Like most existing approaches to linkage map construction, our method is based on the assumption of independent recombination events. In reality, however, chiasma interference (hereafter simply referred to as interference) occurs when the occurrence of one crossover (or chiasma) influences the probability of another crossover occurring nearby, especially in regions of high marker density (Weeks et al. 1994).
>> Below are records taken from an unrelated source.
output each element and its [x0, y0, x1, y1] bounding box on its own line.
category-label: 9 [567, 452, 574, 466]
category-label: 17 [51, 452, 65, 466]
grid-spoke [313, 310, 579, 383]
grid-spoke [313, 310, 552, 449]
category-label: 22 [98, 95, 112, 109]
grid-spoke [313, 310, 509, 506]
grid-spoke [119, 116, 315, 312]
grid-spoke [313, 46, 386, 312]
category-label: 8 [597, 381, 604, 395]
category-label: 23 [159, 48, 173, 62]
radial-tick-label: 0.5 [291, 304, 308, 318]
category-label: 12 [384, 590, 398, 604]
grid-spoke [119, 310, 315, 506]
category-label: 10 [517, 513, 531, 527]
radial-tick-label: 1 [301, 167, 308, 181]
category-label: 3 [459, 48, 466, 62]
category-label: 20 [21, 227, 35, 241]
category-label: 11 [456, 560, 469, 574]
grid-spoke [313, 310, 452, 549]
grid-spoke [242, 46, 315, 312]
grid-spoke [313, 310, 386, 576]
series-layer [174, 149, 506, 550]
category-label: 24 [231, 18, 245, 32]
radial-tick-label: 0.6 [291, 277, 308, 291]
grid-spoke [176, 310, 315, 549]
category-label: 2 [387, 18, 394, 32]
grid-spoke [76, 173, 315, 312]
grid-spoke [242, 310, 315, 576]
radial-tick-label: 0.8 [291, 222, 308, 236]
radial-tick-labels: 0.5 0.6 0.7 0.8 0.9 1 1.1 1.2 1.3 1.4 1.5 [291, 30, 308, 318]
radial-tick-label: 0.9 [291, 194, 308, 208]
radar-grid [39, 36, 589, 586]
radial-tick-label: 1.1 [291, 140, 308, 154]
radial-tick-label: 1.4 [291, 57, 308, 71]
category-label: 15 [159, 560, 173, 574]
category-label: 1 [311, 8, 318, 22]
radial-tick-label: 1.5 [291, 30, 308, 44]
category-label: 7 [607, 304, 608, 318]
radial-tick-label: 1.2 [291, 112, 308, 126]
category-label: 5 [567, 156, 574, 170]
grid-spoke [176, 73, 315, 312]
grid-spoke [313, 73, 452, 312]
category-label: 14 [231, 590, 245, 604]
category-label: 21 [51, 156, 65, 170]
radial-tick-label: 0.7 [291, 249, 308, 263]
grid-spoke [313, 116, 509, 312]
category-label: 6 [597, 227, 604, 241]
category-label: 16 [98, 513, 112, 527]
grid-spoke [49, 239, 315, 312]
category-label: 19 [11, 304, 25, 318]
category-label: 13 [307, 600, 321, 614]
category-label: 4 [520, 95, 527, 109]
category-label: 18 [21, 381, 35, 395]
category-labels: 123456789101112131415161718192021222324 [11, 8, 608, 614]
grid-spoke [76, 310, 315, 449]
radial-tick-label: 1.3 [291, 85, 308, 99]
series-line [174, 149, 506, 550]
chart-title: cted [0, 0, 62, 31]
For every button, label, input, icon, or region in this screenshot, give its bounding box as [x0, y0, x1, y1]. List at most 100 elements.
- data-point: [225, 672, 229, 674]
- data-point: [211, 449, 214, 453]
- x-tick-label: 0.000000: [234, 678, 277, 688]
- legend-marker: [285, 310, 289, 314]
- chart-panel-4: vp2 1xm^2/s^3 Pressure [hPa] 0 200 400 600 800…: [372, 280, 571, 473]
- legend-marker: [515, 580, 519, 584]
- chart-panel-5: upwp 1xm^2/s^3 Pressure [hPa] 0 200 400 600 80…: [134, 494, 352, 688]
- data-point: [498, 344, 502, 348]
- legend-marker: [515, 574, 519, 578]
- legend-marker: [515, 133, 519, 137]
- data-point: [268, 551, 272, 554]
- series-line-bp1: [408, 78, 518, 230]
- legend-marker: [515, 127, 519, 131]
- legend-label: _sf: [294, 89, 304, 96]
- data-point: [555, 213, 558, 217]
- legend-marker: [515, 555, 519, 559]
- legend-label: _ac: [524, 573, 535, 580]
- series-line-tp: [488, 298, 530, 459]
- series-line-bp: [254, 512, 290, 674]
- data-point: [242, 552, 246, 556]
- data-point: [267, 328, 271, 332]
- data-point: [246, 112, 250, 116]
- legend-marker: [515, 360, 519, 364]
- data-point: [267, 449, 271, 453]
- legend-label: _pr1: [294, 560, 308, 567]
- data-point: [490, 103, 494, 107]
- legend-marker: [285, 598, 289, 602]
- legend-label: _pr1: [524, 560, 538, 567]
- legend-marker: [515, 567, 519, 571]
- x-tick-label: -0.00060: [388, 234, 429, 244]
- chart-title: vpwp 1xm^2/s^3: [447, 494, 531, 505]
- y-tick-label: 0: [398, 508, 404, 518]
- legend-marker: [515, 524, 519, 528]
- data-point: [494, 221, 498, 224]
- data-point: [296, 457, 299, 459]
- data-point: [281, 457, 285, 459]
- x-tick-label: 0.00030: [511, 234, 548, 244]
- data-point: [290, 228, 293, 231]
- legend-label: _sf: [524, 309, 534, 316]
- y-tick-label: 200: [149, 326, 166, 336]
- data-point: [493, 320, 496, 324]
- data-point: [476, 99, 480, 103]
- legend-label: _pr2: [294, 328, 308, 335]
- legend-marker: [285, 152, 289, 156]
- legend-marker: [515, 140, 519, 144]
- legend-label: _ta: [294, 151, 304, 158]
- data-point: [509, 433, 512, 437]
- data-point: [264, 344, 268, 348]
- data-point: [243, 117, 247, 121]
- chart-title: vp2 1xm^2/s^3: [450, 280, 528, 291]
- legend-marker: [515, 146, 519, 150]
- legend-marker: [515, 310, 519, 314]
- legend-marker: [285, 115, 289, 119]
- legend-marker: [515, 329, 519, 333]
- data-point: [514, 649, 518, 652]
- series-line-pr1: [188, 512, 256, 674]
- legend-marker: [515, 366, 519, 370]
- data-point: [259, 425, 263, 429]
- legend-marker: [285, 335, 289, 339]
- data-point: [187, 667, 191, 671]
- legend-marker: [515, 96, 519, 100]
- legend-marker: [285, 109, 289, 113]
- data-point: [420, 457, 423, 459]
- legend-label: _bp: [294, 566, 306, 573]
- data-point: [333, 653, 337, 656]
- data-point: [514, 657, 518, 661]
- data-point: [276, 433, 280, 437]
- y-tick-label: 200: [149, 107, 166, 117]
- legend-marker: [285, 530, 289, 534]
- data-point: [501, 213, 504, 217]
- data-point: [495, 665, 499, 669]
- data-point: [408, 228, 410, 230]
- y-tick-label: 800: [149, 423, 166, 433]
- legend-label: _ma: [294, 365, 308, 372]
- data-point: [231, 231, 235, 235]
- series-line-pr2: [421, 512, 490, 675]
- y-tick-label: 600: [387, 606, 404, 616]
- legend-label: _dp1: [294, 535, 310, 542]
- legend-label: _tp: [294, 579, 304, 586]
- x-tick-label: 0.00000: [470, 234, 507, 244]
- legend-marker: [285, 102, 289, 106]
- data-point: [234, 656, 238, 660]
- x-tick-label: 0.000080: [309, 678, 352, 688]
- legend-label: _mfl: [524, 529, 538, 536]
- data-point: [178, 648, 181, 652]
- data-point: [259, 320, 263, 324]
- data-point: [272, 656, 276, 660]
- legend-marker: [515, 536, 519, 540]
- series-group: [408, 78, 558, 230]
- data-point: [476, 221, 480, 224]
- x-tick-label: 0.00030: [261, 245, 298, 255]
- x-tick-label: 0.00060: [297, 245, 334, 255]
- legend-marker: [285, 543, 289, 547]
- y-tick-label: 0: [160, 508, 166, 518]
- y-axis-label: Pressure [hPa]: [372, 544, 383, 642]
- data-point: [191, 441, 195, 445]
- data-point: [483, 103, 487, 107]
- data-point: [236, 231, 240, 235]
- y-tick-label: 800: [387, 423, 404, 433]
Assuming no interference simplifies the construction of linkage maps but it leads to considerable overestimation of map distances (Speed and Waterman 1996). In contrast to Haldane’s mapping function that is applicable in the absence of interference, Kosambi’s mapping function has been invented and empirically verified to well describe the mathematical relation between recombination frequency and map distance in the case of interference. And yet, the performance of PGMs in constructing linkage maps in the face of interference together with data perturbations caused by genotyping errors and reciprocal translocations is currently unclear and deserves further investigation.

A few other studies have also applied graph-theoretic approaches to genetic map construction for plant species (Ronin et al. 2012; Wu et al. 2008a; Yap et al. 2003). However, they all concentrated on map integration, aiming at producing a consensus genetic map using maps from different populations. We have shown that PGMs present great potential for constructing a reliable genetic map for a single population, by constructing a genetic map in combination with tackling problems that are caused by genotyping errors and reciprocal translocations in the data.

Author contribution statement

FE conceived the study. HW conducted the theoretical derivation. HW and JJ analysed the data and interpreted the results. HW, FE and JJ wrote the paper. All authors have read and approved the final manuscript.

Electronic supplementary material

Below is the link to the electronic supplementary material.

Compliance with ethical standards

Conflict of interest

The authors declare that they have no conflicts of interest.